弁護士に依頼すると、着手金が必要になることもありますが、着手金をとらない、または着手金を後払いにしているところもあります。交通事故被害者は、示談まで、被害によって生じたさまざまな費用を自己負担することになりますので、着手金が後払いになる、または着手金ゼロである事務所に依頼するのは望ましいことでしょう。こうした事務所に依頼すれば、依頼するにあたってまとまった費用を用意する必要がなくなります。示談が成立し、賠償がなされたあとに、その中から支払うことができます。
被害者が準備すべきはお金ではなく、事故関係の書類だけで済むことになります。けがをしている中で書類をそろえるのはたいへんなことですが、弁護士が、弁護士にしかできない活動に専念できるようにするため、ぜひともそろえておきましょう。

自分でそろえておくべき事故関係の書類

弁護士には、特に重傷の場合は事故当初から依頼するのが望ましいのですが、そこまで手が回らず、かなり経過してから依頼する例も多いです。依頼した段階でそろえることが可能な書類は、すべてそろえておくことが望まれます。

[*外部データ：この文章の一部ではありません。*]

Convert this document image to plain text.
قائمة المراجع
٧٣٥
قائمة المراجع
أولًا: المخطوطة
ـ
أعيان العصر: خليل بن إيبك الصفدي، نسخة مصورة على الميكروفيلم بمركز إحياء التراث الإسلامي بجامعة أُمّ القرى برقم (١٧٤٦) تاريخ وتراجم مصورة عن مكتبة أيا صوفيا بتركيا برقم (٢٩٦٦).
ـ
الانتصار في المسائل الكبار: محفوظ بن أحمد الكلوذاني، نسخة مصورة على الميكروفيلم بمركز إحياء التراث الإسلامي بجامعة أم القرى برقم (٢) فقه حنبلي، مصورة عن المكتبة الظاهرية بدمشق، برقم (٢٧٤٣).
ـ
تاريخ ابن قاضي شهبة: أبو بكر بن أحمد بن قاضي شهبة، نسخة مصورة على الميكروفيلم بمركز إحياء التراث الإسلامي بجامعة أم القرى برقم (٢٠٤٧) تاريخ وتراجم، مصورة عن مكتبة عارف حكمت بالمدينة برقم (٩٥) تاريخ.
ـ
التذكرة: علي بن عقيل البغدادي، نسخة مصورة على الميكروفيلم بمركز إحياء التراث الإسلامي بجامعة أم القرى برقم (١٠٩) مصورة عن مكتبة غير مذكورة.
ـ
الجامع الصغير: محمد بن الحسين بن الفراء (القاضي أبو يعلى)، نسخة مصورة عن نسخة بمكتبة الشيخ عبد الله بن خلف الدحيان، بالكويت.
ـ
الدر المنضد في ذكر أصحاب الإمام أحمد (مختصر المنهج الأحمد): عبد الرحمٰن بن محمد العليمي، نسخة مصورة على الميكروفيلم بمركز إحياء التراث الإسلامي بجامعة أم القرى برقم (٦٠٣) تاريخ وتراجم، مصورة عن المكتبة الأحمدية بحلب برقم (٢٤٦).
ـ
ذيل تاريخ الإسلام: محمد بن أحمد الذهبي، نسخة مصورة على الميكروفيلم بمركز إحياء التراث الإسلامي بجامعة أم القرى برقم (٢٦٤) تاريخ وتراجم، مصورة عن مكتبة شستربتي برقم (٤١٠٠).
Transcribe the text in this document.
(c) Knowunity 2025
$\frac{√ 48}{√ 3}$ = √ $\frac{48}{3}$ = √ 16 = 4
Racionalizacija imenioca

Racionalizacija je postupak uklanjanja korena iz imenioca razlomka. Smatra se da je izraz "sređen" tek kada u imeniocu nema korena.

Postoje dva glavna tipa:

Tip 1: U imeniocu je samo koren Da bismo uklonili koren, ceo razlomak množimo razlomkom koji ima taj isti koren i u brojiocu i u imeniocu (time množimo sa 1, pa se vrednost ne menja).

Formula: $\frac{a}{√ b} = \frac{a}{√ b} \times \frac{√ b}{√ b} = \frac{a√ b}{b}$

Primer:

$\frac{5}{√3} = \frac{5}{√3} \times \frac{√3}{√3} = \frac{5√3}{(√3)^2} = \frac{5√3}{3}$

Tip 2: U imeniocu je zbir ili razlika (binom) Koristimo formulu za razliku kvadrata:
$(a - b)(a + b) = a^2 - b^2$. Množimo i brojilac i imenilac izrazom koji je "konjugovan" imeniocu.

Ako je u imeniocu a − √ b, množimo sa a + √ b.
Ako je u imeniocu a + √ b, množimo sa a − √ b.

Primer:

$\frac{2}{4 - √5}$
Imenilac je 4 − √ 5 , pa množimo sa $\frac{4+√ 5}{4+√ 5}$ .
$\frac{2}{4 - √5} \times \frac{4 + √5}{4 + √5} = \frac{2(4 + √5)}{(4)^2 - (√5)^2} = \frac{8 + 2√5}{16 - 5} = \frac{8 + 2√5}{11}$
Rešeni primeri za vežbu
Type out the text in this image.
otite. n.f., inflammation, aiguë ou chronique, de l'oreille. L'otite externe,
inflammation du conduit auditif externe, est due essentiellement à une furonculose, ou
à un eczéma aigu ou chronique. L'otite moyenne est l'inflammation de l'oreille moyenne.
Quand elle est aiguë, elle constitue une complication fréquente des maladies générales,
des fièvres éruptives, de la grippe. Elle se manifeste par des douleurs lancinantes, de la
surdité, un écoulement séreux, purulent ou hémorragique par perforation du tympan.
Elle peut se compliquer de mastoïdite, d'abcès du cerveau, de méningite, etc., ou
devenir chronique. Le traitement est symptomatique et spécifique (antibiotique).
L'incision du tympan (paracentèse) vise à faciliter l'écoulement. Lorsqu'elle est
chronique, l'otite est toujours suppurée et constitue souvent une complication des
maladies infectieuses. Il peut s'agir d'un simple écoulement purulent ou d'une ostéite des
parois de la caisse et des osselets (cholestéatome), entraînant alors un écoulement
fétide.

まず、必要なのは交通事故証明書です。これは警察で番号を聞き、交番で書類を入手し、郵便局から発行手数料を振り込めば手に入ります。事故状況がわかる図面も可能な限り作成しておきましょう。道路の状況や、加害者と被害者の位置、事故現場の住所なども書き込み、現場の写真なども貼り付けておけばかなりわかりやすくなります。初診の病院での診断書やそれ以降の診断書、後遺障害診断書もあれば、用意しておきましょう。治療費明細書で、入通院日数や治療費がわかるようにしておくことも大事です。 事故前の収入を証明する給料明細書、休業損害証明書、源泉徴収票なども用意しておきたいところです。